Lo hanno battezzato «l’ultimo appello»: è un manifesto- piattaforma per far fronte all’ennesimo taglio del governo ai finanziamenti alla cultura e che riunisce sindacati, datori di lavoro, imprese, associazioni, fondazioni ed enti delle attività culturali. Lo hanno presentato ieri in una manifestazione a Roma nella sala dell’ex cinema Capranichetta piuttosto gremita e nervosa, dove sono arrivati a portare la loro solidarietà molti rappresentanti politici, dal capogruppo del Pd Anna Finocchiaro, a Walter Veltroni, Dario Franceschini, Vincenzo Vita, nonché Luca Barbareschi e Gabriella Carlucci, pesantemente contestata dalla platea. I numeri li ha dati Roberto Grossi di Federculture, tra i firmatari dell’appello:
dal 2005 a oggi la spesa per tutto il settore della cultura in Italia è scesa da 7 a 4 miliardi di euro, mentre in Germania veleggia oltre i 12.
Per capire di cosa stiamo parlando
basterà ricordare che la finanziaria 2011 per tutto lo spettacolo – cinema, musica, teatri, danza, circhi e spettacoli viaggianti – prevede 258 milioni di euro, una miseria a confronto della Francia che spenderà oltre 700 milioni di euro solo per il cinema, mentre da noi saranno appena una cinquantina. «Chiediamo un’assunzione di responsabilità – sbotta il presidente dell’Agis Paolo Protti – perché l’industria dello spettacolo possa andare avanti. Le nostre richieste in 7 punti, a cui chiediamo una risposta entro la fine dell’anno, sono la base minima per non morire».
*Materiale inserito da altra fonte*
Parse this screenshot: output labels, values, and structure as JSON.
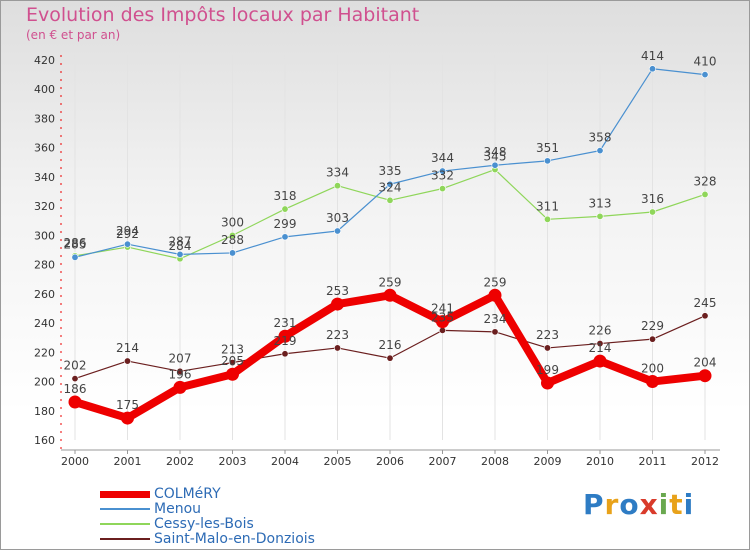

Cosa chiedono insomma Agis, Anica,
100 autori, Cgil, Cisl, Uil? Il ripristino
dei finanziamenti dello Stato
(Fus) al livello, già basso, del 2008; la proroga delle agevolazioni fiscali per il cinema (tax credit e shelter); il
ripristino del fondi del 5 per mille sottratti alla cultura da questa ultima finanziaria; gli ammortizzatori sociali per i lavoratori dello spettacolo; più agevolazioni di vario genere alle imprese dello spettacolo.
Proposte ragionevoli, considerando come molte realtà culturali italiane si stiano sgretolando per mancanza di ossigeno e soprattutto, come ha ricordato Silvano Conti della Cgil, «gli ammortizzatori sociali sono imprescindibili in un settore dove per il 90% il lavoro è intermittente, quindi precario».
Incendiario l’intervento di Luca Barbareschi:«O fate come negli Stati
Uniti, dove è stata bloccata l’industria cinematografica per 6 mesi oppure non otterrete nulla: anche perché due anni fa ho organizzato io stesso un incontro con i vostri rappresentanti e Bondi,ma il giorno dopo invece di sostenere una piattaforma unitaria ognuno era lì a trattare per il suo orticello». Onorevole precisi, tutti chi? «Agis, Anica, 100 autori, Lara – scandisce Barbareschi –, perché sono dei servi e come i servi rubano le mance sotto il tavolo, si accontentano di un etto di bresaola, due fette di salame, un pezzo di mortadella…». Ma che alata metafora! Protti precisa subito che nessuno sta trattando sotto banco.
L’atmosfera si fa rovente quando Carlucci interviene parlando della
sua proposta di legge sullo spettacolo dal vivo, che lei chiama già legge e dall’uditorio qualcuno definisce una «pagliacciata», ma sono i soliti ottimisti. La platea inveisce contro quella che ritiene una rappresentante del governo e con le sue iniziative contro i tagli del governo stesso ha tutta l’aria di voler giocare una parte in commedia. Più sentiti e applauditi invece gli interventi di Ilenia Caleo, dell’Associazione 0. 3 e Matteo Orfini, responsabile cultura del Pd, che si allargano a una dimensione di politica culturale complessiva, e di Vita che chiude invitando i promotori dell’appello a una forte iniziativa per sbloccare la situazione. Perché in realtà parte del nervosismo
in sala sarà forse dovuto al fatto che è poco chiaro cosa seguirà a questo «ultimo appello»: come è prevedibile nel Consiglio dei ministri che si terrà tra oggi e domani a mala pena passeranno le agevolazioni
(tax credit e shelter) per il cinema, e gli altri sei punti saranno ignorati. Cosa succederà allora?